CIUDAD DE BUENOS AIRES (Especial para Urgente24). Un gobierno corrupto, que evaporó y malgastó miles de millones de dólares que entraron estos útimos diez años al Estado, no puede hacer otra cosa que lo sabe hacer; nada bueno.
Y en este final de ciclo, la Presidente acorralada por la corrupción que la envuelve, con un vicepresidente a centímetros de ser procesado por el juez Ariel Lijo, no responde de otra manera que de la forma que siempre lo hizo.
¿Cómo lo hizo? De una manera perversa. Creando enemigos inexistentes para tratar de evadir de sus grandes culpas, compartidas por su difunto marido y un séquito de aduladores que han llenado sus bolsillos con total impunidad, creyéndose los dueños de la Argentina.
No es extraño, entonces, que usando la consabida cadena nacional, al igual que Hugo Chávez y Nicolás Maduro en Venezuela, haya anunciado una nueva embestida contra los medios de radio y televisión líderes; creando una medición trucha de rating a nivel nacional; el Sistema Federal de Medición de Audiencia.
¿Por qué "trucha"? Simple, muy simple: porque el gobierno central ha hecho de la falacia su única política de Estado.
Por ende, a un mitómano que gobierna… ¿por qué creerle?
¿Que busca Cristina Fernández con esta patraña?
Hacer creer que Ibope, la multinacional brasileña, miente.
Si Ibope miente…quién tendrá mejor medición, por ejemplo, Jorge Lanata con su programa en Radio Mitre, o en Canal 13 o su competidor en Radio Continental y en Canal 9 respectivamente, Víctor Hugo Morales.
¿Necesita Ud. saber la respuesta del Sistema Federal de Medición de Audiencia? NO.
Seguramente el multimillonario uruguayo, gran militante del verso K, tal vez le empate y hasta le gane al “gordito desestabilizador”.
Ya lo dijo la Presidente, a quien según fuentes cercanas llaman “Tina” en la intimidad de la Quinta: es necesario “saber qué miran, cuáles son los gustos y preferencias de los argentinos”. “Los grandes medios monopolios lo son porque controlan la publicidad”.
Primero, no hay monopolios señora primera mandataria, hay multimedios y si estos tienen los medios más escuchados o vistos es lógico que concentren buena parte de la torta publicitaria. Así funciona el mercado, aquí y en todo país donde se maneje información real; cosa que no ocurre donde gobiernen los Kirchner.
La Presidente de una parte de los argentinos (los que acepten -sin cuestionar- su relato), no de todos los argentinos -tal como ella dice ser-, sangró por la herida de tener a su vicepresidente citado a indagatoria por la justicia, y de esta forma sacó de la galera de las venganzas un viejo proyecto, de hace años atrás, para castigar a los medios más importantes por sus investigaciones y difusión del escándalo Ciccone.
La ex Ciccone Calcográfica ya se llevó puestos al juez Daniel Rafecas, al fiscal Carlos Rívolo y causó la renuncia del procurador General Esteban Righi, amén de la huída de José Guillermo Capdevila el ex director general de Asuntos Jurídicos del Ministerio de Economía a fines de 2010, cuando la AFIP le pidió a Amado Boudou opinara sobre el pedido de moratoria de la citada empresa.
Ahora, con esta tramposa medición de audiencia, la vuida de Néstor Kirchner, quiere dejar sin publicidad a los medios de mayor audiencia, empleando una ingeniería que proveyó la cuestionada empresa uruguaya Transix y que lo operará un grupo de 11 universidades nacionales.

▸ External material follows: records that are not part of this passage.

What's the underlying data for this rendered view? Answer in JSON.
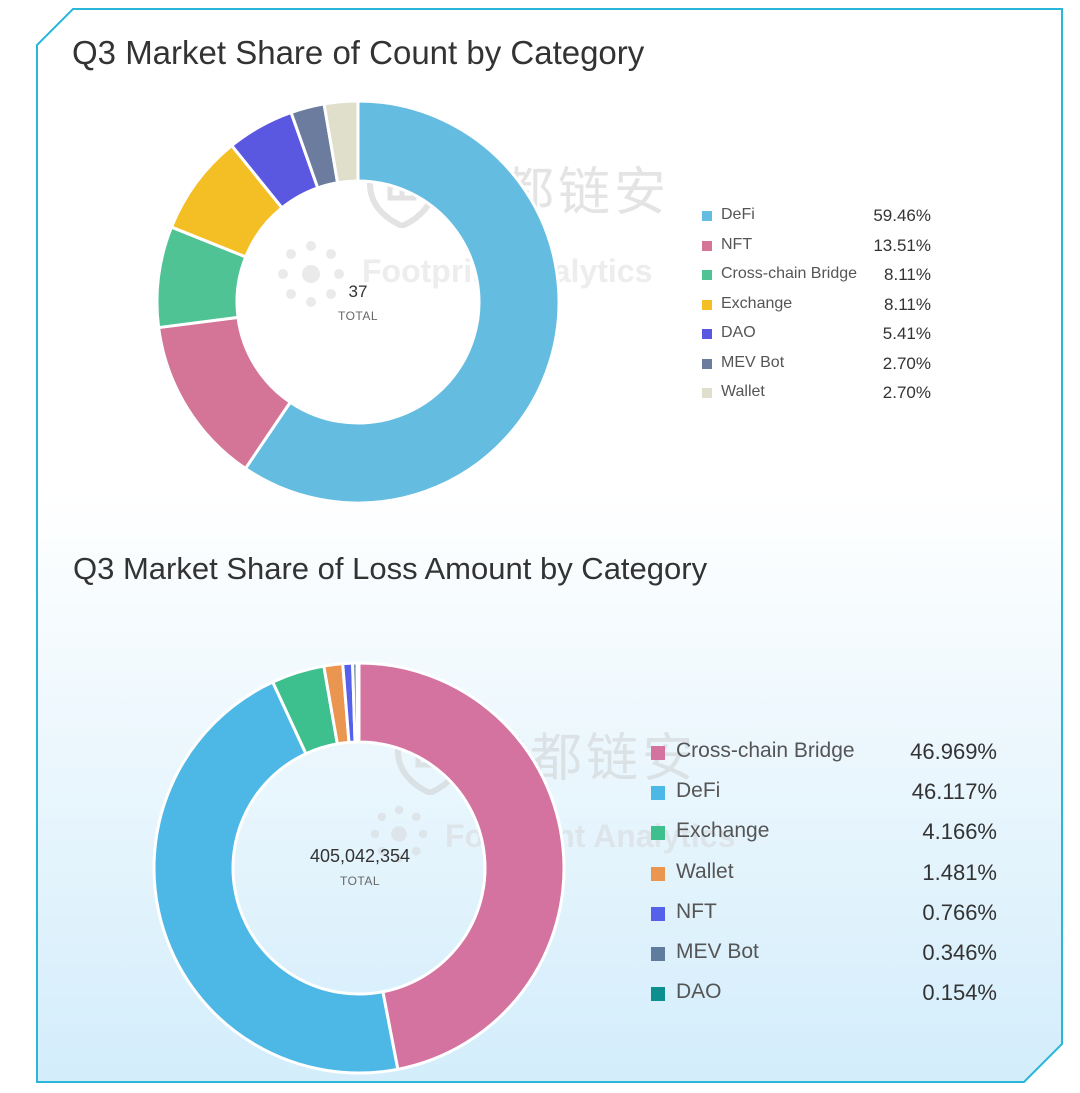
{
  "chart_data": [
    {
      "type": "pie",
      "title": "Q3 Market Share of Count by Category",
      "center_value": "37",
      "center_label": "TOTAL",
      "legend_position": "right",
      "categories": [
        "DeFi",
        "NFT",
        "Cross-chain Bridge",
        "Exchange",
        "DAO",
        "MEV Bot",
        "Wallet"
      ],
      "values": [
        59.46,
        13.51,
        8.11,
        8.11,
        5.41,
        2.7,
        2.7
      ],
      "value_labels": [
        "59.46%",
        "13.51%",
        "8.11%",
        "8.11%",
        "5.41%",
        "2.70%",
        "2.70%"
      ],
      "colors": [
        "#64BCE0",
        "#D47496",
        "#4FC394",
        "#F4BE25",
        "#5A57E0",
        "#6B7C9F",
        "#DFDFCB"
      ]
    },
    {
      "type": "pie",
      "title": "Q3 Market Share of Loss Amount by Category",
      "center_value": "405,042,354",
      "center_label": "TOTAL",
      "legend_position": "right",
      "categories": [
        "Cross-chain Bridge",
        "DeFi",
        "Exchange",
        "Wallet",
        "NFT",
        "MEV Bot",
        "DAO"
      ],
      "values": [
        46.969,
        46.117,
        4.166,
        1.481,
        0.766,
        0.346,
        0.154
      ],
      "value_labels": [
        "46.969%",
        "46.117%",
        "4.166%",
        "1.481%",
        "0.766%",
        "0.346%",
        "0.154%"
      ],
      "colors": [
        "#D472A0",
        "#4DB8E6",
        "#3DBF8E",
        "#EA9650",
        "#5561EA",
        "#5F7C9E",
        "#0E8F8F"
      ]
    }
  ],
  "watermarks": [
    "成都链安",
    "Footprint Analytics"
  ],
  "theme": {
    "frame_stroke": "#29B6D8",
    "bg_bottom": "#D3EDFB"
  }
}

Pero la embestida oficial no terminó ahí, también fue contra los medios gráficos que concentran a la mayor cantidad de lectores y, lógicamente, publicidad.
Para esto la jefa de un Estado quebrado, anunció medidas para beneficiar la actividad de los medios gráficos más chicos, mediante la condonación de deudas con la AFIP, y el envío al Congreso de un proyecto de ley para rebajar considerablemente el IVA que tributan estas empresas periodísticas de acuerdo con el volumen de su facturación anual.
De acuerdo con la iniciativa, los medios gráficos que se beneficiarán son los cercanos al Gobierno, dejando afuera medios independientes, tanto del interior como de la Ciudad de Buenos Aires.
Cristina Kirchner ya maneja a su antojo la pauta oficial que representa el 13,3 % del total, si se adiciona la publicidad del Gobierno, ANSES, YPF y Aerolíneas Argentinas y el Fútbol para Todos.
Ahora quiere asfixiar a los por ella llamados “medios concentrados”, con una medición cuestionable y sin control alguno el 86.7% restante de los ingresos publicitarios.
El tiempo que a la Presidente le resta de gobierno más las condiciones económicas y sociales le son adversas; pero su “vamos por todo”, aún desgastado, sigue habitando en ella.